Dead bird on Salton Sea

At the same time, the shoreline began to retreat. As the water receded, wide stretches of lakebed were exposed to the desert wind. The fine dusty sediments of this playa were easily lofted into the air, carrying with them salts and agricultural chemicals. Communities around the Salton Sea began to experience some of the worst air quality in California. Residents faced higher rates of asthma and respiratory irritation, and public health officials warned of the growing danger as more shoreline dried out each year.

Ecological collapse and public health crises converged into a larger political struggle over how to respond. State and local agencies debated restoration plans, some modest and some grand, ranging from constructing wetlands and habitat zones to importing water from distant sources. Many of these ideas proved too expensive, too uncertain, or too politically complicated to carry out. In recent years, however, California has pursued a phased approach focused on stabilizing dust emissions and creating smaller managed habitat zones rather than attempting to restore the sea to its mid twentieth century scale. Excavated ponds, constructed wetlands, and engineered inflow channels are gradually taking form, though progress has been uneven and the scope of the challenge remains enormous.

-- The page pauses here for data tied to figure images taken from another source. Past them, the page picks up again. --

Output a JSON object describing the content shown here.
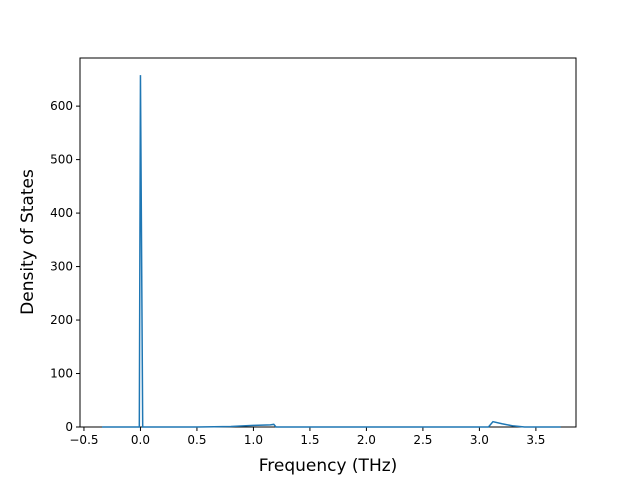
{
  "chart_data": {
    "type": "line",
    "xlabel": "Frequency (THz)",
    "ylabel": "Density of States",
    "x": [
      -0.34,
      -0.01,
      0.0,
      0.02,
      0.5,
      0.8,
      1.0,
      1.15,
      1.18,
      1.2,
      2.5,
      3.08,
      3.12,
      3.2,
      3.3,
      3.4,
      3.72
    ],
    "series": [
      {
        "color": "#1f77b4",
        "values": [
          0,
          0,
          658,
          0,
          0,
          1,
          3,
          4,
          5,
          0,
          0,
          0,
          10,
          6,
          2,
          0,
          0
        ]
      }
    ],
    "xlim": [
      -0.535,
      3.855
    ],
    "ylim": [
      0,
      690
    ],
    "xticks": [
      -0.5,
      0.0,
      0.5,
      1.0,
      1.5,
      2.0,
      2.5,
      3.0,
      3.5
    ],
    "xtick_labels": [
      "−0.5",
      "0.0",
      "0.5",
      "1.0",
      "1.5",
      "2.0",
      "2.5",
      "3.0",
      "3.5"
    ],
    "yticks": [
      0,
      100,
      200,
      300,
      400,
      500,
      600
    ]
  }
}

The death of the Salton Sea is not a single moment, but a process that unfolded slowly, driven by human reliance on agricultural water, later constrained by a tightening supply of that same water, and amplified by the natural physics of evaporation in a closed basin. The sea was born from an engineering mistake, sustained through the unintended generosity of irrigation runoff, and brought to crisis when that flow diminished. It thrived as long as the conditions that created it remained artificially constant. Once those conditions changed, the consequences were swift and punishing.

Crusty beach of the Salton Sea

Yet the Salton Sea is not only a story of decline. It remains a vital part of the Pacific Flyway, a refuge for migratory birds that have lost habitat elsewhere. It continues to influence regional climate, agriculture, and air quality. It has become a symbol of the broader challenges facing arid regions in an age of water scarcity. Efforts to manage and partially restore it reflect an evolving understanding of what is possible and what is sustainable in a landscape shaped by both human ambition and natural limits.

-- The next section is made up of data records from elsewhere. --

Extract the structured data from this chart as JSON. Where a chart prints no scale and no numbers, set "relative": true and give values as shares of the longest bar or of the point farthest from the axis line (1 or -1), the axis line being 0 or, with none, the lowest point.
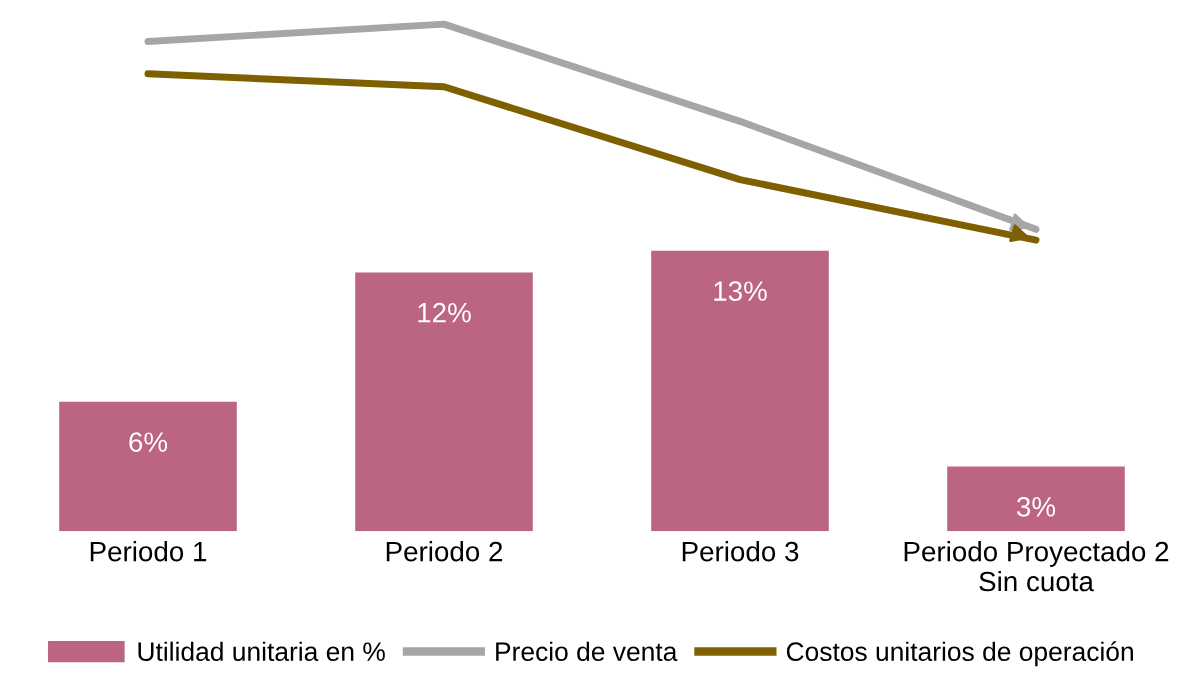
{
  "chart_data": [
    {
      "type": "line",
      "relative": true,
      "categories": [
        null,
        null,
        null,
        null
      ],
      "series": [
        {
          "name": "Precio de venta",
          "color": "#a6a6a6",
          "values": [
            0.92,
            1,
            0.55,
            0.05
          ]
        },
        {
          "name": "Costos unitarios de operación",
          "color": "#7f6000",
          "values": [
            0.77,
            0.71,
            0.28,
            0
          ]
        }
      ],
      "legend": "bottom",
      "grid": false,
      "tick_labels": false
    },
    {
      "type": "bar",
      "categories": [
        "Periodo 1",
        "Periodo 2",
        "Periodo 3",
        "Periodo Proyectado 2\nSin cuota"
      ],
      "series": [
        {
          "name": "Utilidad unitaria en %",
          "color": "#bb6580",
          "values": [
            6,
            12,
            13,
            3
          ],
          "value_labels": [
            "6%",
            "12%",
            "13%",
            "3%"
          ]
        }
      ],
      "legend": "bottom",
      "grid": false,
      "tick_labels": "x"
    }
  ]
}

The life and death of the Salton Sea offer a stark lesson about the consequences of manipulating water in dry places and about the fragile balance between human progress and environmental stability. The sea may never return to its former state, but its story continues to shape policy, science, and public awareness as California searches for a way to protect its communities and preserve what remains of this accidental desert lake.

Save the Sea graffiti on wall

 

*The photos were taken during my exploration of the American Southwest in 2017. I camped in an abandoned campground on the Salton Sea for several weeks.